There are other studies that have focused their research on specific countries. There are none who directly ask their respondents about ideology, but in their responses there are clearly motivations linked to various political thoughts. For example, why do you invest in cryptocurrencies in the United States and Great Britain? The main factor is the growth of investment, but there are other striking factors such as avoiding the regulation of their governments, something that attracts 18% of North Americans and 8% of British. Although, for better or for worse, perhaps what is most surprising is that 45% of the former and 41% of the latter invest “simply for fun”, something that is not exclusive to these two countries: 38% of the South Korean cryptocurrency investors are doing it because it is “like playing video games.”

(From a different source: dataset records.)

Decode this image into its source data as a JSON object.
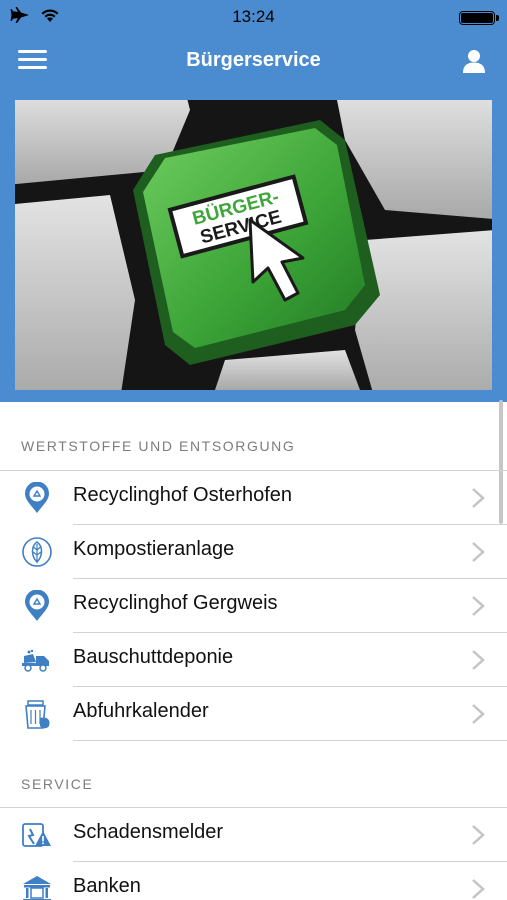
{
  "status": {
    "time": "13:24"
  },
  "navbar": {
    "title": "Bürgerservice"
  },
  "hero": {
    "key_text_line1": "BÜRGER-",
    "key_text_line2": "SERVICE"
  },
  "sections": [
    {
      "header": "WERTSTOFFE UND ENTSORGUNG",
      "items": [
        {
          "label": "Recyclinghof Osterhofen",
          "icon": "recycling-pin-icon"
        },
        {
          "label": "Kompostieranlage",
          "icon": "leaf-icon"
        },
        {
          "label": "Recyclinghof Gergweis",
          "icon": "recycling-pin-icon"
        },
        {
          "label": "Bauschuttdeponie",
          "icon": "dump-truck-icon"
        },
        {
          "label": "Abfuhrkalender",
          "icon": "trash-bin-icon"
        }
      ]
    },
    {
      "header": "SERVICE",
      "items": [
        {
          "label": "Schadensmelder",
          "icon": "report-damage-icon"
        },
        {
          "label": "Banken",
          "icon": "bank-icon"
        }
      ]
    }
  ],
  "colors": {
    "navbar": "#4a8ccf",
    "icon": "#3f7fc4",
    "key_green": "#3fa63a"
  }
}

There are similar trends in other neighboring countries. In France, for example, 33% of ‘crypto bros’ invest for the profit they presume that cryptocurrencies will give them. 19%, on the other hand, because they are not regulated by the State, and 14% for ideological reasons, although without going into details.
An anarchist origin … or anarcho-capitalist?

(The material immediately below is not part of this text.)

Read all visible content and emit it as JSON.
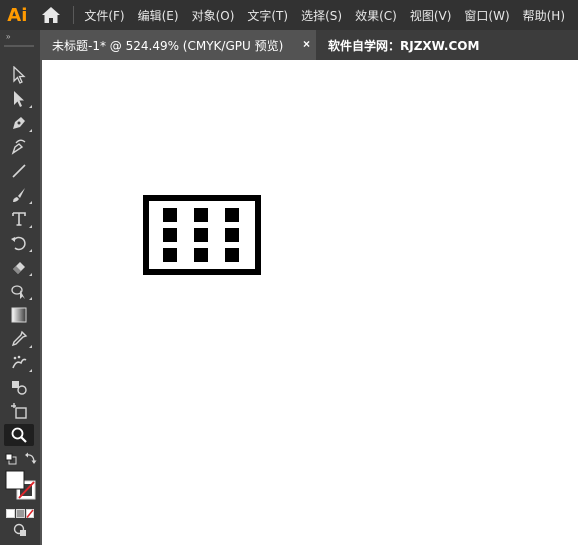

Wait: cryptocurrencies were not born in an anarchist philosophy and more linked to the left than to the right? If Satoshi Nakamoto, the supposed creator of bitcoin, had strong anarchist and libertarian leanings, are we not mistaking the diagnosis? Maybe not. And it is that socialist or collectivist anarchism, which most of us know through figures like Bakunin, differs significantly from the so-called individualist anarchism, much more deeply rooted in the United States. While the first defends theories such as the collectivization of property and fights against the State, to give a simple example, the second does not necessarily fight against private property or the free market, only against the State. In this sense, American individualist anarchism would be closer even to anarcho-capitalism. In fact, even the term ‘libertarian’, which many of the respondents boast about in the reports shown above, has different implications than we might think of in European countries. A libertarian in America doesn’t exactly vote left. What’s more, according to a Cato Institute report, when America’s self-proclaimed libertarians have had to vote, the results have been clear: the Republican Party represented a clear majority.